LinuxTag 2013 Tag 3


LinuxTag LogoZwar ein bisschen verspätet, aber dennoch will ich auch die Vorträge vom dritten Tag zusammenfassen. Zusätzlich habe ich auch am Workshop "Django: Schnell performante Web-Applikationen entwickeln" vom Deutschen Django Verein e.V.  teilgenommen, auf den ich auch noch kurz eingehe.
Aber das wichtigste zuerst, es gab Club Mate! von Microsoft!, woanders habe ich nämlich auch an diesem Tag keine entdeckt. Fotos vom LinuxTag sind auf meinem Google+ Profil zu finden bzw. direkt über diesen Link https://plus.google.com/photos/106298310868954824836/albums/5881630734988897921.

Und los geht's.

Am dritten Tag fand zusätzlich zum Vortragsprogramm des LinuxTags der OpenStack DACH Day statt, an dem sich die OpenStack Community, Nutzer und Interessierte zusammenfinden, um u.a. einen Einblick zu bekommen, wie OpenStack "in the wild" verwendet wird.

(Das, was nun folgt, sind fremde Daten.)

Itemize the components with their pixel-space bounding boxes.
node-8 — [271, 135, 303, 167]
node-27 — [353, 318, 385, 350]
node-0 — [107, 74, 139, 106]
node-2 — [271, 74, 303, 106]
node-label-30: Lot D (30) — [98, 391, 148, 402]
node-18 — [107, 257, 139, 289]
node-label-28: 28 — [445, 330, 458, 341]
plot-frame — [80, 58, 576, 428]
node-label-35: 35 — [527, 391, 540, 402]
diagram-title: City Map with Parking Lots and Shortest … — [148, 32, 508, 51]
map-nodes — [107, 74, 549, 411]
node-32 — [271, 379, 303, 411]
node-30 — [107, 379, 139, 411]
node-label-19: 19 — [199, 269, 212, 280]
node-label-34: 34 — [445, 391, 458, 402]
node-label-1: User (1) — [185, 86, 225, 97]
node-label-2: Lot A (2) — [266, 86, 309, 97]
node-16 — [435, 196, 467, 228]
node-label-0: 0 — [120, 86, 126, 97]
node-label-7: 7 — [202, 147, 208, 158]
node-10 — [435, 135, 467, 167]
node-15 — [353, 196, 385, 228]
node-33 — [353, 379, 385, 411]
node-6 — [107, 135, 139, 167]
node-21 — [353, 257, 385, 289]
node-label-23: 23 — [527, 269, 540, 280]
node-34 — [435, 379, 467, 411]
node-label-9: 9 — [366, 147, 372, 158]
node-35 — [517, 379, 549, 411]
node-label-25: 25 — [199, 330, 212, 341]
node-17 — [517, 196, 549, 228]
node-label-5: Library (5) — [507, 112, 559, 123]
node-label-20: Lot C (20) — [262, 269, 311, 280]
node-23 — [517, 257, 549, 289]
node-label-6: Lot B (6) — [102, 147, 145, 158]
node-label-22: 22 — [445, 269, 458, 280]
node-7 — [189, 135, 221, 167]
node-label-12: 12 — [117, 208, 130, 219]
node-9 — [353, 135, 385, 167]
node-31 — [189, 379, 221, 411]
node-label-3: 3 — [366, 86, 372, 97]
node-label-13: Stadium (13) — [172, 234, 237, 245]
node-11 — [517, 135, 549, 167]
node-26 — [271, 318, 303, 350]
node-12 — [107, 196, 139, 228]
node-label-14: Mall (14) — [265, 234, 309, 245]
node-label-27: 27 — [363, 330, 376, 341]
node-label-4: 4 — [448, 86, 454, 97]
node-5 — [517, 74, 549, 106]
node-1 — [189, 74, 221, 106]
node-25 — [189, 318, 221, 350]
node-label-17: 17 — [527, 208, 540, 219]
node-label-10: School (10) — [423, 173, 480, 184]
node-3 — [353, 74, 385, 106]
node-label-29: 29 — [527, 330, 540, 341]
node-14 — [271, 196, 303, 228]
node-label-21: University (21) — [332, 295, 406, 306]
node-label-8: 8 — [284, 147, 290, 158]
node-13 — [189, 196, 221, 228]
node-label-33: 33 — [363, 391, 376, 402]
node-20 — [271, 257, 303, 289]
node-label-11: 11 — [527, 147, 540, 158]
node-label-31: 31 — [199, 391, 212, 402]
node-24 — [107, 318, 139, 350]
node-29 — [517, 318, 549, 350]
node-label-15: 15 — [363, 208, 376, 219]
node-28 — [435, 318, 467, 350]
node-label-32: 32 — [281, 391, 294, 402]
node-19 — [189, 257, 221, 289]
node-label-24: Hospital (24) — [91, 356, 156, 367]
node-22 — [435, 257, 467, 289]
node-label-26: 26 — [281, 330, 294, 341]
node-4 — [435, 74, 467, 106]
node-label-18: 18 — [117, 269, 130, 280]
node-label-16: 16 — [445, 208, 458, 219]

Ein Auszug aus der Wikipedia:
OpenStack ist ein Softwareprojekt, welches eine freie Architektur für Cloud-Computing zur Verfügung stellt. Initiiert wurde es von Rackspace Cloud sowie der NASA und wird von diversen anderen Firmen, unter anderem SUSE Linux GmbH, DellCanonicalCitrix SystemsHewlett-PackardAMD und Intel, unterstützt. Zuletzt traten im April 2012 Red Hat und IBM OpenStack bei. Entwickelt wird OpenStack als freie Software, in der Programmiersprache Python. OpenStack ist unter der Apache-Lizenz lizenziert.
http://de.wikipedia.org/wiki/OpenStack

Den Auftakt gab Jonathan Bryce, Executive Director der OpenStack Foundation, mit seiner Keynote. Er erklärte die Motivation hinter OpenStack und betonte die hohe Popularität, die OpenStack in so kurzer Zeit erlangt hat.

Weiter ging es mit dem Talk von Kurt Garloff, Engineering Department Cloud Services der Deutschen Telekom, in dem er das SaaS-Projekt "BusinessMarketplace" der Telekom erklärte, bei dem OpenStack     zur Verwendung kommt. Ein eigens dafür zusammengestelltes Entwickler-Team kümmert sich um die Anpassung und die Erweiterung von OpenStack und lässt seine Errungenschaften in das Projekt zurückfließen.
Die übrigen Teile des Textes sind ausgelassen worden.